Wednesday, April 22, 2015

Finding the right shampoo for my kids



Being the compulsive 'ingredient list' reader that I am, it took me a week to find a suitable and reasonably priced baby shampoo for my kids. It should not be that difficult, should it? Shampoos should fundamentally be just gentle soaps with conditioners. Living in the city (and not a coal mine or a grease factory) there is just sand and sweat that we need to get rid of from our hair.

Since my children play in the sand every single day, No Poo, just warm water in the hair is not for us. 

Next best option would be to go all natural - which costs an arm, a leg and then some. I don't get it. Why should something which should be a gentle soap with more coconut oil or some other oil, be THAT expensive because it is all natural? why? why? why? I refuse to pay for branding or support the 'will pay anything for the good stuff' movement.

After a fruitless search for a reasonably priced natural/organic shampoo, I started researching recipes for shampoos. What the heck, I will just make it myself...only to realise that Lye is not available in Singapore, I am not a chemist and it will take some iterations to get it right.

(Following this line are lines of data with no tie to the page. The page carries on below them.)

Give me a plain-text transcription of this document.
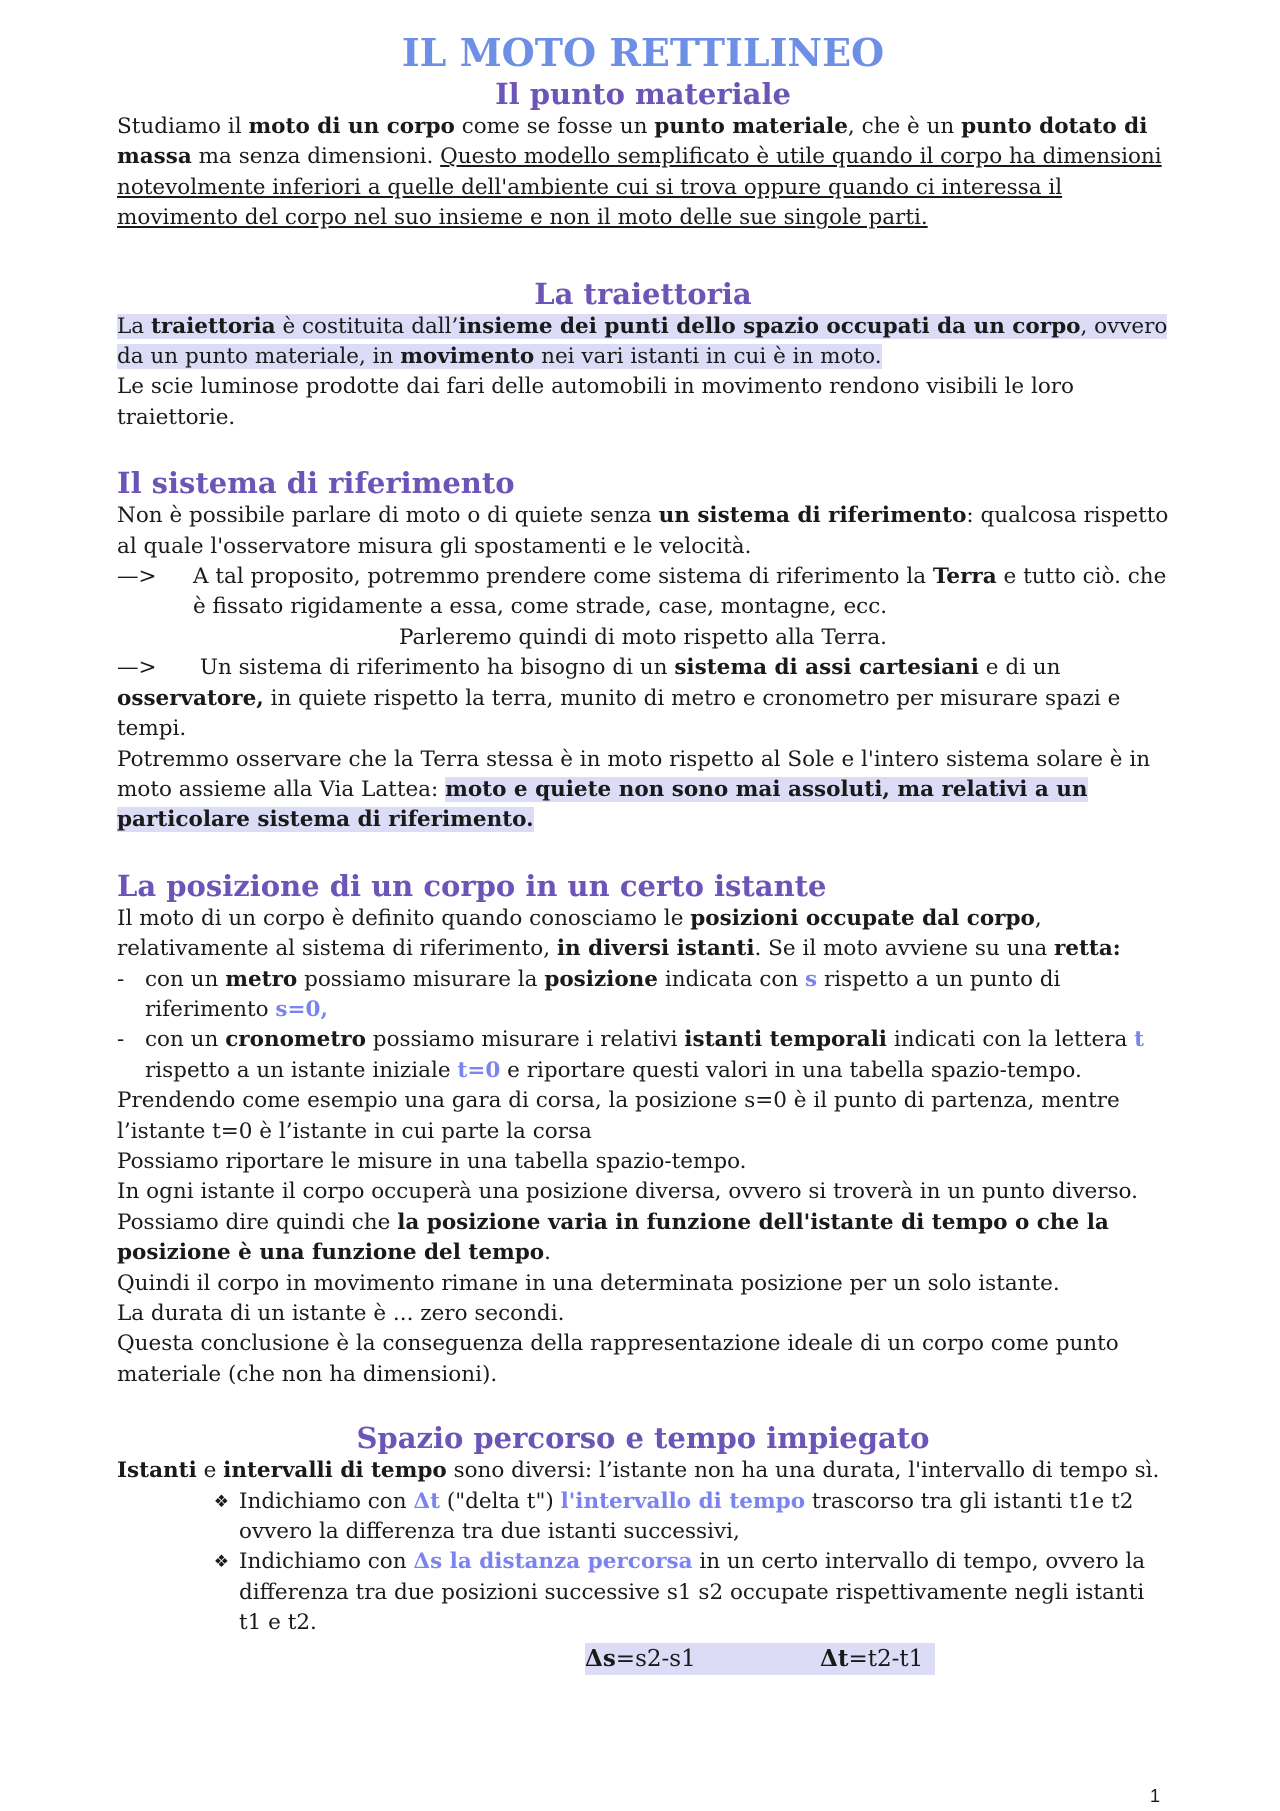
IL MOTO RETTILINEO
Il punto materiale

Studiamo il moto di un corpo come se fosse un punto materiale, che è un punto dotato di massa ma senza dimensioni. Questo modello semplificato è utile quando il corpo ha dimensioni notevolmente inferiori a quelle dell'ambiente cui si trova oppure quando ci interessa il movimento del corpo nel suo insieme e non il moto delle sue singole parti.

La traiettoria

La traiettoria è costituita dall’insieme dei punti dello spazio occupati da un corpo, ovvero da un punto materiale, in movimento nei vari istanti in cui è in moto.

Le scie luminose prodotte dai fari delle automobili in movimento rendono visibili le loro traiettorie.

Il sistema di riferimento

Non è possibile parlare di moto o di quiete senza un sistema di riferimento: qualcosa rispetto al quale l'osservatore misura gli spostamenti e le velocità.

—>	A tal proposito, potremmo prendere come sistema di riferimento la Terra e tutto ciò. che è fissato rigidamente a essa, come strade, case, montagne, ecc.

Parleremo quindi di moto rispetto alla Terra.

—> Un sistema di riferimento ha bisogno di un sistema di assi cartesiani e di un osservatore, in quiete rispetto la terra, munito di metro e cronometro per misurare spazi e tempi.

Potremmo osservare che la Terra stessa è in moto rispetto al Sole e l'intero sistema solare è in moto assieme alla Via Lattea: moto e quiete non sono mai assoluti, ma relativi a un particolare sistema di riferimento.

La posizione di un corpo in un certo istante

Il moto di un corpo è definito quando conosciamo le posizioni occupate dal corpo, relativamente al sistema di riferimento, in diversi istanti. Se il moto avviene su una retta:

- con un metro possiamo misurare la posizione indicata con s rispetto a un punto di riferimento s=0,

- con un cronometro possiamo misurare i relativi istanti temporali indicati con la lettera t rispetto a un istante iniziale t=0 e riportare questi valori in una tabella spazio-tempo.

Prendendo come esempio una gara di corsa, la posizione s=0 è il punto di partenza, mentre l’istante t=0 è l’istante in cui parte la corsa

Possiamo riportare le misure in una tabella spazio-tempo.

In ogni istante il corpo occuperà una posizione diversa, ovvero si troverà in un punto diverso.

Possiamo dire quindi che la posizione varia in funzione dell'istante di tempo o che la posizione è una funzione del tempo.

Quindi il corpo in movimento rimane in una determinata posizione per un solo istante.

La durata di un istante è ... zero secondi.

Questa conclusione è la conseguenza della rappresentazione ideale di un corpo come punto materiale (che non ha dimensioni).

Spazio percorso e tempo impiegato

Istanti e intervalli di tempo sono diversi: l’istante non ha una durata, l'intervallo di tempo sì.

❖ Indichiamo con Δt ("delta t") l'intervallo di tempo trascorso tra gli istanti t1e t2 ovvero la differenza tra due istanti successivi,

❖ Indichiamo con Δs la distanza percorsa in un certo intervallo di tempo, ovvero la differenza tra due posizioni successive s1 s2 occupate rispettivamente negli istanti t1 e t2.

Δs=s2-s1	Δt=t2-t1
1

My kids had gone 'No Poo' for a week at this point. 

I decided buy myself some time and went to look for the most benign mainstream product available and started reading up on what is in the shampoos and what does it do?

Water - 70 to 80% of all shampoos is water...dear old H2O. No wonder they don't even make bar shampoos anymore! We will get to that another time.

The second most abundant ingredient is SLS or sodium lauryl sulfate or one of its ammonium salts. Nothing wrong with that. I checked the MSDS and all clear.....except for the fact that it is a harsh, harsh detergent. So harsh that it is used to scrub garage floors...but why is it in our shampoo? Because it is cheap.

Then there came Isopropyl alcohol, which is meant to cut the oil....the problem it works too well. It strips hair off its natural oils, which in turn causes your body to produce even more to compensate for that. The hair care/cosmetics industry does not cater to developed world urban population? huh?

ParabensParabens are preservatives. There is research that shows that at the concentrations in which they are used in the cosmetics, they are not carcinogenic or estrogen producing or endocrine disrupting...but then they are everywhere and all uses add up and a lifetime adds up and young children's skin adds up. I remain sceptical.

Next up...Butylene Glycol - a known skin irritant for a preservative. After cleaning my children's hair with a detergent, alcohol and a known skin irritant, I will need to condition it with silicones?

Then there were a host of fragrances and oils and thickeners and more…

I have to say, the fact that products containing all these unnecessary chemicals (derived from natural sources or made synthetically) are mainstream and that we have accepted this quality as the standard of our living is very disturbing. In the world that we live in, we expect our cosmetics to last for a 100 years without going bad and we put them in bottles that will last a 1000 years without going bad. The alternatives are alternatives and are priced as premium products should not be acceptable. It does not make sense.

We must demand better for ourselves and our families.